Let us now assume that $m < 1$ . Similarly, as argued above, by Theorem 2.3(3),

$$ \begin{align*} S_{D}^{\Omega}(z) \leq s\bigg| \dfrac{v^{1/m}z_{1}(a- 1)}{1- v^{2/m}a\overline{z}_{1} z_{1}} \bigg|^m \leq s\bigg(\dfrac{v^{1/m}(r - |z_{1}|)}{1- v^{2/m}r|z_{1}|}\bigg)^{m}. \end{align*} $$

Note that

$$ \begin{align*} s\bigg(\dfrac{v^{1/m}(r - |z_{1}|)}{1- v^{2/m}r|z_{1}|}\bigg)^{m} < r^{m} \end{align*} $$

for $|z_{1}|> \eta ' = {r(v^{1/m}s^{1/m}-1)}/{v^{1/m}(s^{1/m}-r^{2}v^{1/m})}$ . This implies that

(3.8) $$ \begin{align} S_{D}^{\Omega}(z) \leq S_{D}^{\Omega}(0) \end{align} $$

for $z = (z_{1}, 0)\in \mathbb {D}^{2}(0, r)\cap H$ with $|z_{1}|> \eta '$ . Observe that $\eta ' < r$ because $r < ({1}/{v})^{1/m}$ . Let the maximum of $S_{D}^{\Omega }(z)$ for $z = (z_{1}, 0)\in \mathbb {D}^{2}(0, r)\cap H$ and $|z_{1}| \leq \eta '$ be attained at some $\xi ' \in \overline {\mathbb {D}(0, \eta ')}$ . Then,

(3.9) $$ \begin{align} S_{D}^{\Omega}(z) \leq S_{D}^{\Omega}(\xi') \end{align} $$

for $z = (z_{1}, 0)\in \mathbb {D}^{2}(0, r)\cap H$ with $|z_{1}| \leq \eta '$ . By (3.8) and (3.9),

$$ \begin{align*}S_{D}^{\Omega}(z) \leq \max(S_{D}^{\Omega}(0), S_{D}^{\Omega}(\xi'))\end{align*} $$

for all $z\in \mathbb {D}^{2}(0, r)\cap H$ . This implies that $S_{D}^{\Omega }\vert _{\mathbb {D}^{2}(0, r)\cap H}$ does not satisfy the maximum principle. Hence, $S_{D}^{\Omega }$ is not plurisubharmonic.
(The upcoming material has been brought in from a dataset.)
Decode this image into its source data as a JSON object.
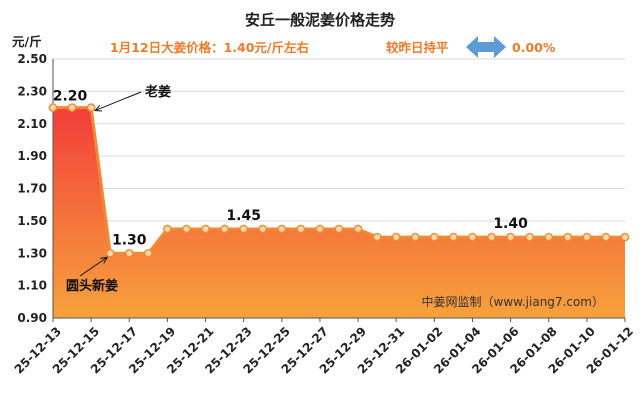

The next result is a generalisation of Theorem 3.1 for higher dimensions.

Theorem 3.2. Let $\Omega \subseteq \mathbb {C}^{n}$ be a domain of the form (1.1) such that $m_i = m$ for all i. In addition, assume that $v = \max \lbrace \sum _{i\in I_{k}} r_{i}^{m/2}, 1 \leq k \leq p\rbrace $ . Choose $\epsilon $ such that $0<\epsilon <r< (1/v)^{1/m}<1$ , $\overline {\mathbb {D}^{n}(0, r)}\subset \Omega $ and $\mathbb {B}^{n}(Q, \epsilon )\subset \Omega $ for $Q = (0, 0,\ldots , r)$ . Let $K = \partial \mathbb {D}^{n}(0, r)\setminus \mathbb {B}^{n}(Q, \epsilon )$ and $D = \Omega \setminus K$ . Then, $S_{D}^{\Omega }$ is not plurisubharmonic.

Proof. The proof is similar to that for Theorem 3.1 and we omit the details.